Le raccomandazioni OCSE non sono fonti normative
Con la sentenza n. 26432, pubblicata ieri, la Cassazione si è pronunciata su un caso di accertamento da transfer pricing in relazione al quale i gradi di giudizio di merito si erano conclusi in maniera sfavorevole al contribuente ricorrente.
Quest’ultimo ha portato dinanzi alla Suprema Corte le sue doglianze, in particolare per avere l’Ufficio dato preminenza al metodo del TNMM (Transactional Net Margin Method) sul CUP (Comparable Uncontrolled Price).
La Cassazione non ha accolto il motivo di ricorso, spiegando che la raccomandazione dell’OCSE del 2010, sulla quale faceva leva il ricorrente, non è idonea a stabilire un ordine gerarchico tra i metodi, cosa che potrebbe eventualmente essere fatta solo da una legge.

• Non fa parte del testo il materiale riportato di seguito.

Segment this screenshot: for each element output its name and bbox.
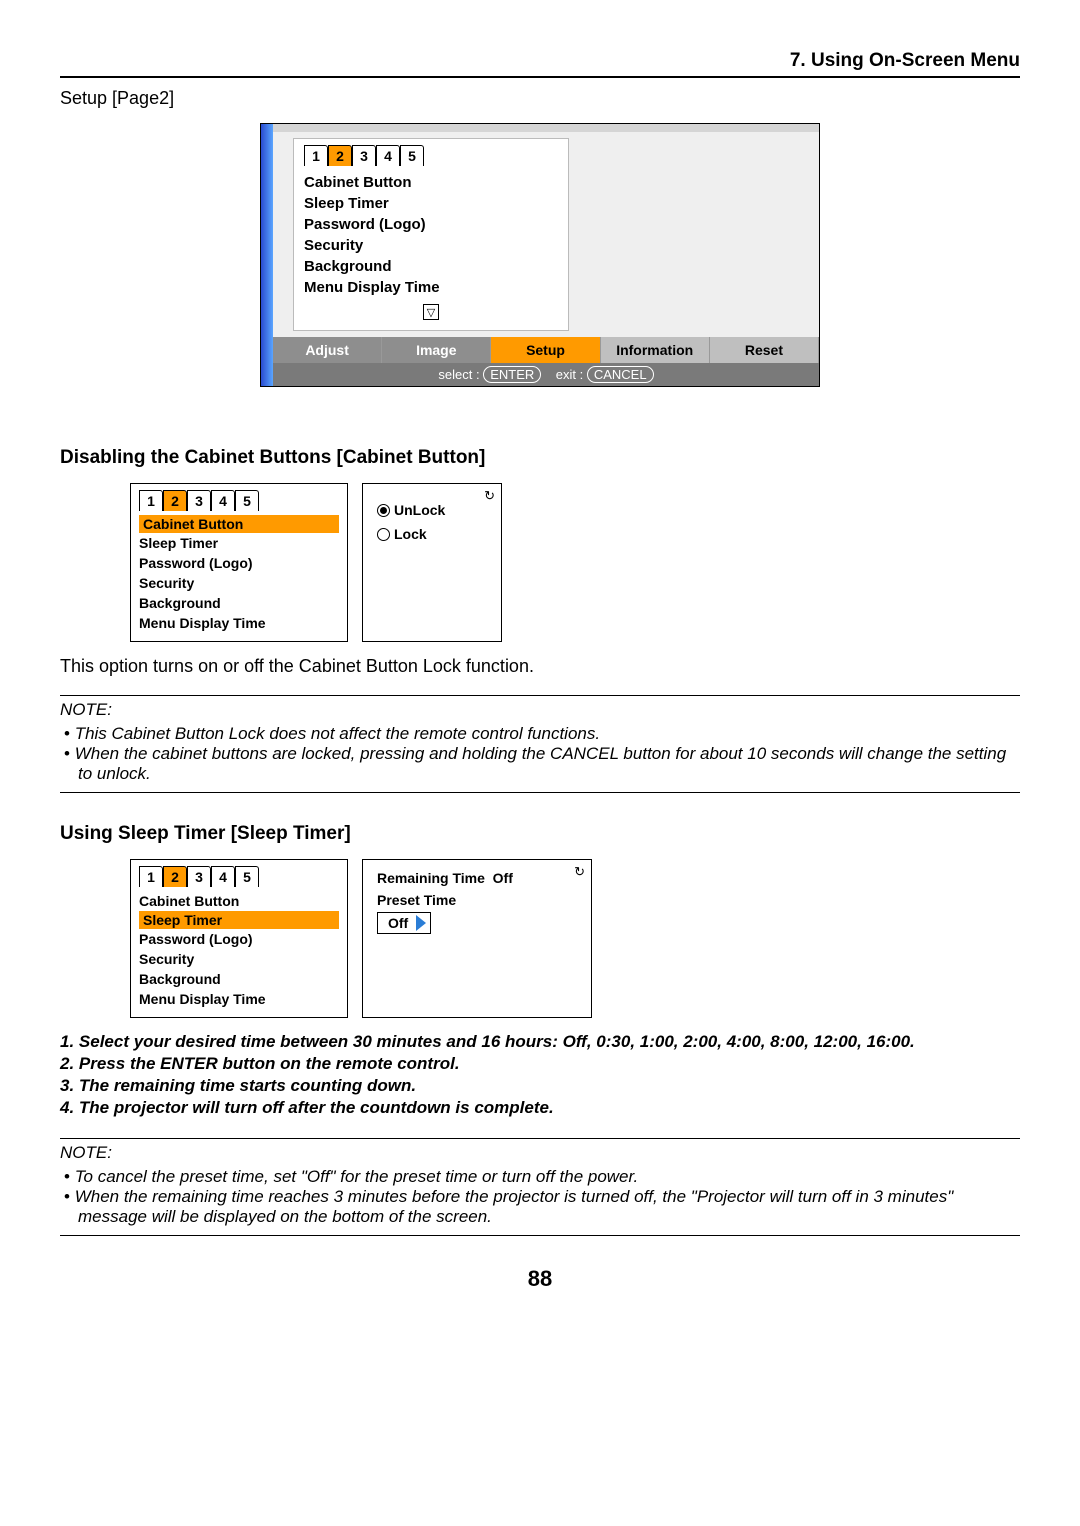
cab-item-sleep-timer[interactable]: Sleep Timer <box>139 533 339 553</box>
preset-time-selector[interactable]: Off <box>377 912 431 934</box>
slp-page-3[interactable]: 3 <box>187 866 211 887</box>
slp-item-background[interactable]: Background <box>139 969 339 989</box>
sleep-steps: 1. Select your desired time between 30 m… <box>60 1032 1020 1118</box>
cab-page-5[interactable]: 5 <box>235 490 259 511</box>
cab-page-2[interactable]: 2 <box>163 490 187 511</box>
slp-item-cabinet-button[interactable]: Cabinet Button <box>139 891 339 911</box>
radio-dot-off-icon <box>377 528 390 541</box>
slp-item-security[interactable]: Security <box>139 949 339 969</box>
blue-side-strip <box>261 124 273 386</box>
page-tab-3[interactable]: 3 <box>352 145 376 166</box>
preset-time-label: Preset Time <box>377 892 577 908</box>
tab-information[interactable]: Information <box>601 337 710 363</box>
radio-dot-on-icon <box>377 504 390 517</box>
section-header: 7. Using On-Screen Menu <box>60 50 1020 78</box>
note-label: NOTE: <box>60 1143 1020 1163</box>
menu-panel: 1 2 3 4 5 Cabinet Button Sleep Timer Pas… <box>293 138 569 331</box>
scroll-down-icon[interactable]: ▽ <box>304 304 558 320</box>
unlock-label: UnLock <box>394 502 445 518</box>
refresh-icon: ↻ <box>574 864 585 880</box>
menu-item-security[interactable]: Security <box>304 235 558 256</box>
menu-item-sleep-timer[interactable]: Sleep Timer <box>304 193 558 214</box>
cab-page-3[interactable]: 3 <box>187 490 211 511</box>
cancel-key-icon: CANCEL <box>587 366 654 383</box>
sleep-step-2: 2. Press the ENTER button on the remote … <box>60 1054 1020 1074</box>
bottom-tab-bar: Adjust Image Setup Information Reset <box>273 337 819 363</box>
page-tab-1[interactable]: 1 <box>304 145 328 166</box>
cabinet-note-2: When the cabinet buttons are locked, pre… <box>60 744 1020 784</box>
page-tab-2[interactable]: 2 <box>328 145 352 166</box>
cab-item-cabinet-button[interactable]: Cabinet Button <box>139 515 339 533</box>
sleep-note-2: When the remaining time reaches 3 minute… <box>60 1187 1020 1227</box>
cab-item-background[interactable]: Background <box>139 593 339 613</box>
sleep-step-4: 4. The projector will turn off after the… <box>60 1098 1020 1118</box>
slp-page-2[interactable]: 2 <box>163 866 187 887</box>
slp-item-sleep-timer[interactable]: Sleep Timer <box>139 911 339 929</box>
preset-time-value: Off <box>388 915 408 931</box>
exit-label: exit : <box>556 367 583 382</box>
sleep-menu-panel: 1 2 3 4 5 Cabinet Button Sleep Timer Pas… <box>130 859 348 1018</box>
cab-item-menu-display-time[interactable]: Menu Display Time <box>139 613 339 633</box>
menu-item-password-logo[interactable]: Password (Logo) <box>304 214 558 235</box>
page-tab-5[interactable]: 5 <box>400 145 424 166</box>
tab-reset[interactable]: Reset <box>710 337 819 363</box>
tab-setup[interactable]: Setup <box>491 337 600 363</box>
cabinet-note-1: This Cabinet Button Lock does not affect… <box>60 724 1020 744</box>
arrow-right-icon <box>416 915 426 931</box>
slp-page-4[interactable]: 4 <box>211 866 235 887</box>
menu-item-background[interactable]: Background <box>304 256 558 277</box>
select-label: select : <box>438 367 479 382</box>
cabinet-menu-panel: 1 2 3 4 5 Cabinet Button Sleep Timer Pas… <box>130 483 348 642</box>
setup-page-label: Setup [Page2] <box>60 88 1020 109</box>
sleep-note-block: NOTE: To cancel the preset time, set "Of… <box>60 1138 1020 1236</box>
cabinet-options-panel: ↻ UnLock Lock <box>362 483 502 642</box>
slp-item-password-logo[interactable]: Password (Logo) <box>139 929 339 949</box>
menu-item-cabinet-button[interactable]: Cabinet Button <box>304 172 558 193</box>
cabinet-note-block: NOTE: This Cabinet Button Lock does not … <box>60 695 1020 793</box>
page-tab-4[interactable]: 4 <box>376 145 400 166</box>
slp-item-menu-display-time[interactable]: Menu Display Time <box>139 989 339 1009</box>
sleep-step-3: 3. The remaining time starts counting do… <box>60 1076 1020 1096</box>
radio-lock[interactable]: Lock <box>377 526 487 542</box>
sleep-step-1: 1. Select your desired time between 30 m… <box>60 1032 1020 1052</box>
cab-item-password-logo[interactable]: Password (Logo) <box>139 553 339 573</box>
remaining-time-label: Remaining Time <box>377 870 485 886</box>
sleep-heading: Using Sleep Timer [Sleep Timer] <box>60 823 1020 845</box>
page-tabs: 1 2 3 4 5 <box>304 145 558 166</box>
remaining-time-value: Off <box>493 870 513 886</box>
radio-unlock[interactable]: UnLock <box>377 502 487 518</box>
main-menu-screenshot: 1 2 3 4 5 Cabinet Button Sleep Timer Pas… <box>260 123 820 387</box>
slp-page-1[interactable]: 1 <box>139 866 163 887</box>
tab-image[interactable]: Image <box>382 337 491 363</box>
page-number: 88 <box>60 1266 1020 1292</box>
note-label: NOTE: <box>60 700 1020 720</box>
lock-label: Lock <box>394 526 427 542</box>
sleep-note-1: To cancel the preset time, set "Off" for… <box>60 1167 1020 1187</box>
refresh-icon: ↻ <box>484 488 495 504</box>
enter-key-icon: ENTER <box>483 366 541 383</box>
cab-page-1[interactable]: 1 <box>139 490 163 511</box>
cab-item-security[interactable]: Security <box>139 573 339 593</box>
slp-page-5[interactable]: 5 <box>235 866 259 887</box>
menu-item-menu-display-time[interactable]: Menu Display Time <box>304 277 558 298</box>
select-exit-bar: select : ENTER exit : CANCEL <box>273 363 819 386</box>
cabinet-description: This option turns on or off the Cabinet … <box>60 656 1020 677</box>
tab-adjust[interactable]: Adjust <box>273 337 382 363</box>
cabinet-heading: Disabling the Cabinet Buttons [Cabinet B… <box>60 447 1020 469</box>
cab-page-4[interactable]: 4 <box>211 490 235 511</box>
sleep-options-panel: ↻ Remaining Time Off Preset Time Off <box>362 859 592 1018</box>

Viene così stabilito un principio di diritto secondo il quale “le raccomandazioni OCSE non si inseriscono nella gerarchia delle fonti normative, ma forniscono sussidi e metodi operativi (norme tecniche) per l’attuazione nello specifico di disposizioni legislative”, come quella che interessa il valore normale richiamato dall’art. 110 comma 7 del TUIR.
Ciò chiarito, spetta all’interprete scegliere tra i metodi proposti “quello più aderente alla fattispecie concreta” e ai giudici valutare se le motivazioni di tale scelta siano coerenti e non logicamente viziate (e il vizio può essere sindacato anche in Cassazione).

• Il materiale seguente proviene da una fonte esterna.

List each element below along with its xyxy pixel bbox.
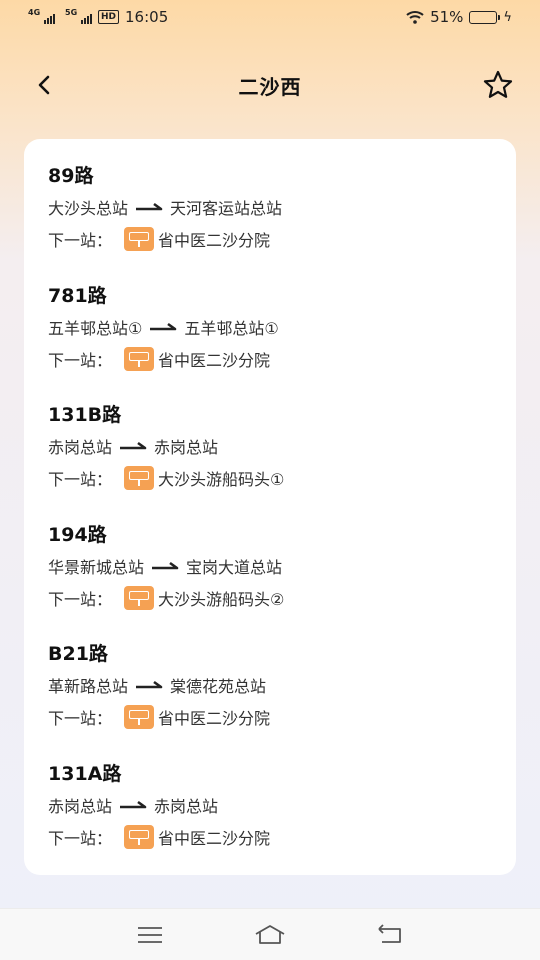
star-outline-icon[interactable] xyxy=(482,69,514,101)
next-stop-name: 省中医二沙分院 xyxy=(158,709,271,728)
bus-stop-icon xyxy=(124,466,155,490)
route-destination: 天河客运站总站 xyxy=(170,199,283,218)
route-direction: 大沙头总站 天河客运站总站 xyxy=(48,191,492,223)
route-origin: 赤岗总站 xyxy=(48,796,113,816)
next-stop-label: 下一站： xyxy=(48,828,113,848)
route-direction: 华景新城总站 宝岗大道总站 xyxy=(48,550,492,582)
arrow-right-icon xyxy=(152,561,179,569)
battery-icon xyxy=(469,10,501,24)
next-stop-name: 大沙头游船码头① xyxy=(158,470,285,489)
route-direction: 革新路总站 棠德花苑总站 xyxy=(48,669,492,701)
route-item[interactable]: 131B路 赤岗总站 赤岗总站 下一站： 大沙头游船码头① xyxy=(48,400,492,520)
route-item[interactable]: B21路 革新路总站 棠德花苑总站 下一站： 省中医二沙分院 xyxy=(48,639,492,759)
route-name: B21路 xyxy=(48,643,108,665)
next-stop-name: 大沙头游船码头② xyxy=(158,589,285,609)
wifi-icon xyxy=(406,11,424,24)
route-destination: 棠德花苑总站 xyxy=(170,677,267,696)
bus-stop-icon xyxy=(124,227,155,251)
next-stop-row: 下一站： 省中医二沙分院 xyxy=(48,821,492,853)
clock: 16:05 xyxy=(125,8,169,26)
route-origin: 革新路总站 xyxy=(48,677,129,696)
next-stop-name: 省中医二沙分院 xyxy=(158,828,271,848)
arrow-right-icon xyxy=(150,322,177,330)
route-origin: 五羊邨总站① xyxy=(48,318,143,338)
home-icon[interactable] xyxy=(253,922,287,948)
back-icon[interactable] xyxy=(373,922,407,948)
route-list-card: 89路 大沙头总站 天河客运站总站 下一站： 省中医二沙分院 781路 五羊邨总… xyxy=(24,139,516,875)
route-item[interactable]: 89路 大沙头总站 天河客运站总站 下一站： 省中医二沙分院 xyxy=(48,161,492,281)
battery-percent: 51% xyxy=(430,8,464,26)
next-stop-row: 下一站： 省中医二沙分院 xyxy=(48,223,492,255)
route-item[interactable]: 131A路 赤岗总站 赤岗总站 下一站： 省中医二沙分院 xyxy=(48,759,492,879)
signal-icon-sim1: 4G xyxy=(28,8,55,24)
route-direction: 赤岗总站 赤岗总站 xyxy=(48,430,492,462)
next-stop-label: 下一站： xyxy=(48,589,113,609)
next-stop-label: 下一站： xyxy=(48,231,113,250)
arrow-right-icon xyxy=(120,800,147,808)
next-stop-label: 下一站： xyxy=(48,350,113,370)
system-nav-bar xyxy=(0,908,540,960)
route-direction: 赤岗总站 赤岗总站 xyxy=(48,789,492,821)
next-stop-row: 下一站： 大沙头游船码头① xyxy=(48,462,492,494)
status-bar: 4G 5G HD 16:05 51% ϟ xyxy=(0,0,540,34)
menu-icon[interactable] xyxy=(133,922,167,948)
next-stop-name: 省中医二沙分院 xyxy=(158,231,271,250)
chevron-left-icon[interactable] xyxy=(32,72,58,98)
arrow-right-icon xyxy=(136,202,163,211)
bus-stop-icon xyxy=(124,824,155,849)
route-origin: 华景新城总站 xyxy=(48,557,145,577)
route-name: 781路 xyxy=(48,284,107,307)
bus-stop-icon xyxy=(124,705,155,729)
next-stop-row: 下一站： 省中医二沙分院 xyxy=(48,701,492,733)
route-name: 131A路 xyxy=(48,762,122,785)
route-name: 89路 xyxy=(48,165,94,187)
route-destination: 赤岗总站 xyxy=(154,438,219,457)
route-item[interactable]: 781路 五羊邨总站① 五羊邨总站① 下一站： 省中医二沙分院 xyxy=(48,281,492,401)
route-origin: 大沙头总站 xyxy=(48,199,129,218)
route-name: 194路 xyxy=(48,523,107,546)
next-stop-label: 下一站： xyxy=(48,709,113,728)
page-header: 二沙西 xyxy=(0,60,540,110)
next-stop-row: 下一站： 省中医二沙分院 xyxy=(48,343,492,375)
next-stop-label: 下一站： xyxy=(48,470,113,489)
arrow-right-icon xyxy=(136,680,163,689)
route-destination: 宝岗大道总站 xyxy=(186,557,283,577)
route-item[interactable]: 194路 华景新城总站 宝岗大道总站 下一站： 大沙头游船码头② xyxy=(48,520,492,640)
arrow-right-icon xyxy=(120,441,147,450)
charging-icon: ϟ xyxy=(503,9,512,25)
page-title: 二沙西 xyxy=(238,74,302,99)
next-stop-row: 下一站： 大沙头游船码头② xyxy=(48,582,492,614)
signal-icon-sim2: 5G xyxy=(65,8,92,24)
route-destination: 五羊邨总站① xyxy=(184,318,279,338)
route-name: 131B路 xyxy=(48,404,122,426)
route-destination: 赤岗总站 xyxy=(154,796,219,816)
route-direction: 五羊邨总站① 五羊邨总站① xyxy=(48,311,492,343)
hd-voice-icon: HD xyxy=(98,10,120,24)
next-stop-name: 省中医二沙分院 xyxy=(158,350,271,370)
bus-stop-icon xyxy=(124,346,155,371)
bus-stop-icon xyxy=(124,585,155,610)
route-origin: 赤岗总站 xyxy=(48,438,113,457)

Nel caso sottoposto all’esame dei giudici, il sistema di TNMM era stato utilizzato in modo corretto dall’Ufficio, in quanto più idoneo del CUP a fornire una indicazione attendibile del valore normale, trattandosi di scambi commerciali tra una società residente in Italia e le società estere del gruppo di beni con alea di mercato ridotta, per i quali era più logico fare riferimento al margine di guadagno che non al prezzo, non essendo questo frutto di libero mercato.